The Lynnwood Police Department asked the City Council for authority to deploy an automated license plate reader (ALPR) system from Flock Safety, using a $132,000 Washington Auto Theft Prevention Authority grant plus approximately $38,000 from city funds. Police said the planned rollout would include roughly 25–27 cameras, focused on high‑traffic corridors and the mall area, and estimated a two‑year total cost of about $171,153 including taxes and subscription fees.
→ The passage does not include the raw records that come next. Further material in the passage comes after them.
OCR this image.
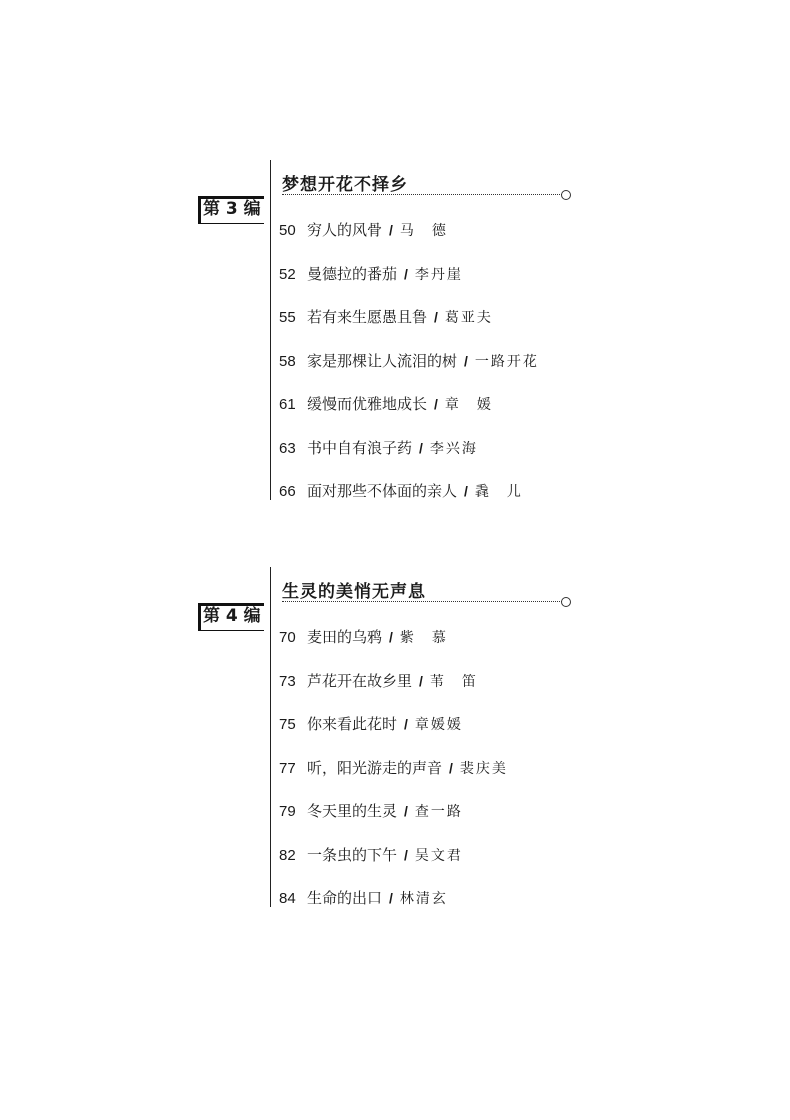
第 3 编
梦想开花不择乡
50 穷人的风骨 / 马　德
52 曼德拉的番茄 / 李丹崖
55 若有来生愿愚且鲁 / 葛亚夫
58 家是那棵让人流泪的树 / 一路开花
61 缓慢而优雅地成长 / 章　媛
63 书中自有浪子药 / 李兴海
66 面对那些不体面的亲人 / 毳　儿
第 4 编
生灵的美悄无声息
70 麦田的乌鸦 / 紫　慕
73 芦花开在故乡里 / 苇　笛
75 你来看此花时 / 章媛媛
77 听，阳光游走的声音 / 裴庆美
79 冬天里的生灵 / 查一路
82 一条虫的下午 / 吴文君
84 生命的出口 / 林清玄
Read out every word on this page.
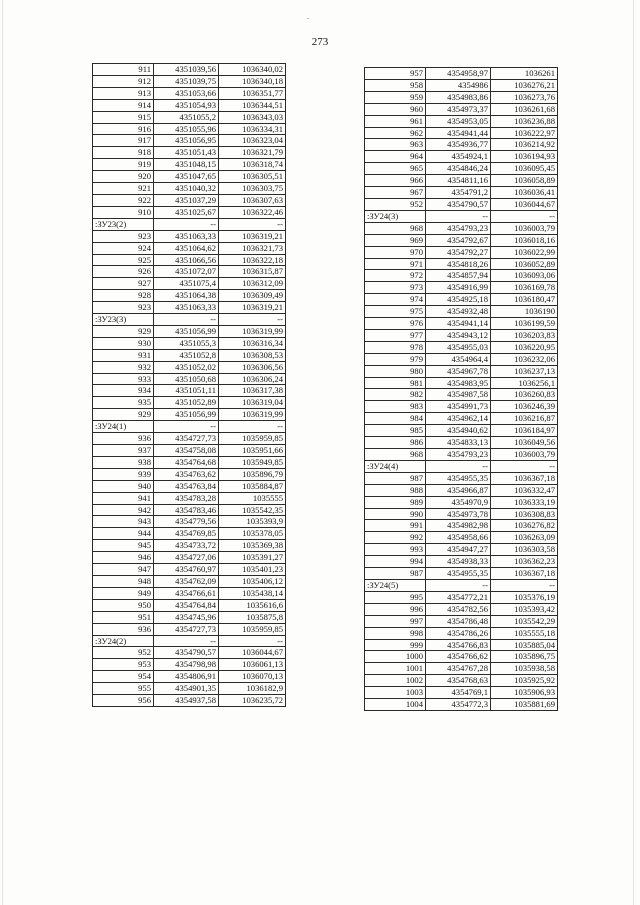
˘
273
911	4351039,56	1036340,02
912	4351039,75	1036340,18
913	4351053,66	1036351,77
914	4351054,93	1036344,51
915	4351055,2	1036343,03
916	4351055,96	1036334,31
917	4351056,95	1036323,04
918	4351051,43	1036321,79
919	4351048,15	1036318,74
920	4351047,65	1036305,51
921	4351040,32	1036303,75
922	4351037,29	1036307,63
910	4351025,67	1036322,46
:ЗУ23(2)	--	--
923	4351063,33	1036319,21
924	4351064,62	1036321,73
925	4351066,56	1036322,18
926	4351072,07	1036315,87
927	4351075,4	1036312,09
928	4351064,38	1036309,49
923	4351063,33	1036319,21
:ЗУ23(3)	--	--
929	4351056,99	1036319,99
930	4351055,3	1036316,34
931	4351052,8	1036308,53
932	4351052,02	1036306,56
933	4351050,68	1036306,24
934	4351051,11	1036317,38
935	4351052,89	1036319,04
929	4351056,99	1036319,99
:ЗУ24(1)	--	--
936	4354727,73	1035959,85
937	4354758,08	1035951,66
938	4354764,68	1035949,85
939	4354763,62	1035896,79
940	4354763,84	1035884,87
941	4354783,28	1035555
942	4354783,46	1035542,35
943	4354779,56	1035393,9
944	4354769,85	1035378,05
945	4354733,72	1035369,38
946	4354727,06	1035391,27
947	4354760,97	1035401,23
948	4354762,09	1035406,12
949	4354766,61	1035438,14
950	4354764,84	1035616,6
951	4354745,96	1035875,8
936	4354727,73	1035959,85
:ЗУ24(2)	--	--
952	4354790,57	1036044,67
953	4354798,98	1036061,13
954	4354806,91	1036070,13
955	4354901,35	1036182,9
956	4354937,58	1036235,72
957	4354958,97	1036261
958	4354986	1036276,21
959	4354983,86	1036273,76
960	4354973,37	1036261,68
961	4354953,05	1036236,88
962	4354941,44	1036222,97
963	4354936,77	1036214,92
964	4354924,1	1036194,93
965	4354846,24	1036095,45
966	4354811,16	1036058,89
967	4354791,2	1036036,41
952	4354790,57	1036044,67
:ЗУ24(3)	--	--
968	4354793,23	1036003,79
969	4354792,67	1036018,16
970	4354792,27	1036022,99
971	4354818,26	1036052,89
972	4354857,94	1036093,06
973	4354916,99	1036169,78
974	4354925,18	1036180,47
975	4354932,48	1036190
976	4354941,14	1036199,59
977	4354943,12	1036203,83
978	4354955,03	1036220,95
979	4354964,4	1036232,06
980	4354967,78	1036237,13
981	4354983,95	1036256,1
982	4354987,58	1036260,83
983	4354991,73	1036246,39
984	4354962,14	1036216,87
985	4354940,62	1036184,97
986	4354833,13	1036049,56
968	4354793,23	1036003,79
:ЗУ24(4)	--	--
987	4354955,35	1036367,18
988	4354966,87	1036332,47
989	4354970,9	1036333,19
990	4354973,78	1036308,83
991	4354982,98	1036276,82
992	4354958,66	1036263,09
993	4354947,27	1036303,58
994	4354938,33	1036362,23
987	4354955,35	1036367,18
:ЗУ24(5)	--	--
995	4354772,21	1035376,19
996	4354782,56	1035393,42
997	4354786,48	1035542,29
998	4354786,26	1035555,18
999	4354766,83	1035885,04
1000	4354766,62	1035896,75
1001	4354767,28	1035938,58
1002	4354768,63	1035925,92
1003	4354769,1	1035906,93
1004	4354772,3	1035881,69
Police described the system as a license‑plate‑only technology (not facial recognition) that matches captured plates to hot lists such as NCIC stolen/wanted vehicle entries, AMBER/Silver Alerts and agency hot lists. Staff said data would be retained 30 days by default, that the vendor leases the cameras as a subscription (installation and maintenance covered under the subscription), and that the department will conduct quarterly audits through the Office of Professional Standards. Police presented example uses from neighboring jurisdictions where ALPR alerts aided rapid vehicle identification in homicide and vehicle‑theft investigations.
Council members requested more written detail on policy, audit procedures, and public outreach. Questions included night and wet‑weather performance, retention periods, interagency data sharing, contract length and long‑term funding after the grant, whether the cameras present equity concerns, and how the city would notify the public. Police said typical deployment takes about three months after contracting, that the vendor maintains equipment, and that a public transparency portal would be made available to show counts and usage metrics.
No final appropriation or contract award was recorded at the work session; police requested council approval to proceed with the grant acceptance and subscription purchase. Council asked staff to circulate the policy and audit procedures by email and to provide updates and website tracking metrics during the pilot.